Abstract

This manuscript deals with the task of real-time speaker diarization (SD) for stream-wise data processing. Therefore, in contrast to most of the existing papers, it considers not only the accuracy but also the computational demands of individual investigated methods. We first propose a new lightweight scheme allowing us to perform speaker diarization of streamed audio data. Our approach utilizes a modified residual network with squeeze-and-excitation blocks (SE-ResNet-34) to extract speaker embeddings in an optimized way using cached buffers. These embeddings are subsequently used for voice activity detection (VAD) and block-online k-means clustering with a look-ahead mechanism. The described scheme yields results similar to the reference offline system while operating solely on a CPU with a low real-time factor (RTF) below 0.1 and a constant latency of around 5.5 s.
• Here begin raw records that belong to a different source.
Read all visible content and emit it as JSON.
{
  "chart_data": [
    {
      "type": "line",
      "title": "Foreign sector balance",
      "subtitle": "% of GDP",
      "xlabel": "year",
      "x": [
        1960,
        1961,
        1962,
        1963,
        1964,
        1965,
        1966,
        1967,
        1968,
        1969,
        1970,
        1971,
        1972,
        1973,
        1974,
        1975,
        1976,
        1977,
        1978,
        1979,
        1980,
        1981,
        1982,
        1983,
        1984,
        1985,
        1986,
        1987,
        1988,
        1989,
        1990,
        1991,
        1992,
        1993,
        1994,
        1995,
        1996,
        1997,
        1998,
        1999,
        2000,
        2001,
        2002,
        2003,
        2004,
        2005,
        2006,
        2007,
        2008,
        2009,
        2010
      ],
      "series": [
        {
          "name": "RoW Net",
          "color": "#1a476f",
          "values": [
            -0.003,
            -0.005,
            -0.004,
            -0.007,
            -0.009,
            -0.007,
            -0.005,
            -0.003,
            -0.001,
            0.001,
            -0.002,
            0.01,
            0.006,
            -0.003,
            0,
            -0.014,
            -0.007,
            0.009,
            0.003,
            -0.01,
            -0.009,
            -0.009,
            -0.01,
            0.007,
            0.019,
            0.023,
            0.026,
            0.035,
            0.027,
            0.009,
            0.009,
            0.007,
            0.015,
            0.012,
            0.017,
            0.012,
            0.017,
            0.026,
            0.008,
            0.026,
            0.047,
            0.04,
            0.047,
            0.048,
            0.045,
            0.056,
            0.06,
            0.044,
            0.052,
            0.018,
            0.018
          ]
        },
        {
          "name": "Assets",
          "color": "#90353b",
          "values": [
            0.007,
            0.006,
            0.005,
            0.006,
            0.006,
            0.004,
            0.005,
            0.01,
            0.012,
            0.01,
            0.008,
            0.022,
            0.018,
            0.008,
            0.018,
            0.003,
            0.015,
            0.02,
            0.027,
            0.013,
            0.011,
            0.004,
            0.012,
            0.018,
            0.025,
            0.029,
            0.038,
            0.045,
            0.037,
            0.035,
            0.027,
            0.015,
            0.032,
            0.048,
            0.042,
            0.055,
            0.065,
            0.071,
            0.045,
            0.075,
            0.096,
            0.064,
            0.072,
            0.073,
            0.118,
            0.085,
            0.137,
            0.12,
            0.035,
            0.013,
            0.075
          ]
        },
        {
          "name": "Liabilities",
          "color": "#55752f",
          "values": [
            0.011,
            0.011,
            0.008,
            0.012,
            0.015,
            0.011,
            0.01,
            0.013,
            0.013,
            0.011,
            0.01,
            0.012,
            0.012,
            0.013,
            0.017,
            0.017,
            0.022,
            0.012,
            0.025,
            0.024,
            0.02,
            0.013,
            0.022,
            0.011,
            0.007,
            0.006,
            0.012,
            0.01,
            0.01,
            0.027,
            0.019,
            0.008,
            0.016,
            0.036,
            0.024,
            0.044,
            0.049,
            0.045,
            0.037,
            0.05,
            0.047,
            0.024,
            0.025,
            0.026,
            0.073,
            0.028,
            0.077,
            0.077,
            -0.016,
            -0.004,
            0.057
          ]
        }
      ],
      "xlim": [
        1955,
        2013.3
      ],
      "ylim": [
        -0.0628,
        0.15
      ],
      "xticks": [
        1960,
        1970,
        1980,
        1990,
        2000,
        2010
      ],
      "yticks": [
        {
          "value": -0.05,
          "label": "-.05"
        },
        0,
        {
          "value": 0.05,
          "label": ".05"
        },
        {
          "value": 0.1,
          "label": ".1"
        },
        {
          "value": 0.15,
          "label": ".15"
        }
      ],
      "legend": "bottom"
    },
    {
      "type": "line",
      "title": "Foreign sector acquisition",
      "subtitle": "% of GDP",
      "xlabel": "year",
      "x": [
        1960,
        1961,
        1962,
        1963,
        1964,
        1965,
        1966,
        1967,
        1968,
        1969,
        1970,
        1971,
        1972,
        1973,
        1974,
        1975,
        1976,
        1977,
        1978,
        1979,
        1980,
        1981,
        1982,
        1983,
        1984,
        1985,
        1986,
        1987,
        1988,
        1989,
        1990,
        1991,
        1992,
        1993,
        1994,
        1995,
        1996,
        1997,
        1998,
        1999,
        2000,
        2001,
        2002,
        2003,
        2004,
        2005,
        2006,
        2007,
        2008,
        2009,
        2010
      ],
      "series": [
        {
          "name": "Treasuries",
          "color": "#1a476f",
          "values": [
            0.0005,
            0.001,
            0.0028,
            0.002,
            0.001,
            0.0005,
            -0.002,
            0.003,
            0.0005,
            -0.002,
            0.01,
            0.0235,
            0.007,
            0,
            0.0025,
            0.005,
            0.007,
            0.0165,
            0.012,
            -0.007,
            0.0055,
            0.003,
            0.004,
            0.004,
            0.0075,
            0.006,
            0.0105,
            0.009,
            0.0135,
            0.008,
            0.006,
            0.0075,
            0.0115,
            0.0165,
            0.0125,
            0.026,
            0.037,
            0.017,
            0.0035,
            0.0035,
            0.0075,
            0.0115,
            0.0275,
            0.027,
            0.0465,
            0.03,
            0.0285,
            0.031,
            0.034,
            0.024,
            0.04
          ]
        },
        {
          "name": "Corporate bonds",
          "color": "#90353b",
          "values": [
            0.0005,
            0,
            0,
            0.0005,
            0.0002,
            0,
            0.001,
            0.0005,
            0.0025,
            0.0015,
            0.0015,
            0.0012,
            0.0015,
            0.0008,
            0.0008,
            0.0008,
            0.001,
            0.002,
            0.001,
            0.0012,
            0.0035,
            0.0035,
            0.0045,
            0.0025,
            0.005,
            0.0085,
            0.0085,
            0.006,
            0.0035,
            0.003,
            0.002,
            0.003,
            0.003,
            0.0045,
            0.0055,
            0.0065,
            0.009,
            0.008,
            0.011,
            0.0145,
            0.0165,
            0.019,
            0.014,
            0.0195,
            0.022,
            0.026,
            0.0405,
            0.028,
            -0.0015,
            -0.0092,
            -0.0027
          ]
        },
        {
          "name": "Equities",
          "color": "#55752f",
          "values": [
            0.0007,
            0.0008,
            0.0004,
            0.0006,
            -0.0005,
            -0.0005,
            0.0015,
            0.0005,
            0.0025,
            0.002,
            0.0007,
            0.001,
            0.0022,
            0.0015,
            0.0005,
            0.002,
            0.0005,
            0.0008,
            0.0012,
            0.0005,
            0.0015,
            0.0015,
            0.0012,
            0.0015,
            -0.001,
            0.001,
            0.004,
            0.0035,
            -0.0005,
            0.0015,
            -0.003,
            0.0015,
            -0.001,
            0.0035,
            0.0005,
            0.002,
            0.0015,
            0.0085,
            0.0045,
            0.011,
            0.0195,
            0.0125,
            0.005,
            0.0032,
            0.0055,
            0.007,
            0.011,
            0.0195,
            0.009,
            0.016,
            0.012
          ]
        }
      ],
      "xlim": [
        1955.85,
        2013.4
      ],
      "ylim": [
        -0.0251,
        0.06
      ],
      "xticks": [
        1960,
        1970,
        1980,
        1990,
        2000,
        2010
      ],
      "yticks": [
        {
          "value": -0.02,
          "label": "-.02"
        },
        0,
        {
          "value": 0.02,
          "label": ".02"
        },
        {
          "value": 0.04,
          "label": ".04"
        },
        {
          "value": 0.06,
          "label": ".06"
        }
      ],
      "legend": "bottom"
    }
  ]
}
In the next part of the work, our research moves toward much more demanding and complex real-time processing of audio-visual data streams. For this purpose, we extend the above-mentioned scheme for audio data processing by adding an audio-video module. This module utilizes SyncNet combined with visual embeddings for identity tracking. Our resulting multi-modal SD framework then combines the outputs from audio and audio-video modules by using a new overlap-based fusion strategy. It yields diarization error rates that are competitive with the existing state-of-the-art offline audio-visual methods while allowing us to process various audio-video streams, e.g., from Internet or TV broadcasts, in real-time using GPU and with the same latency as for audio data processing.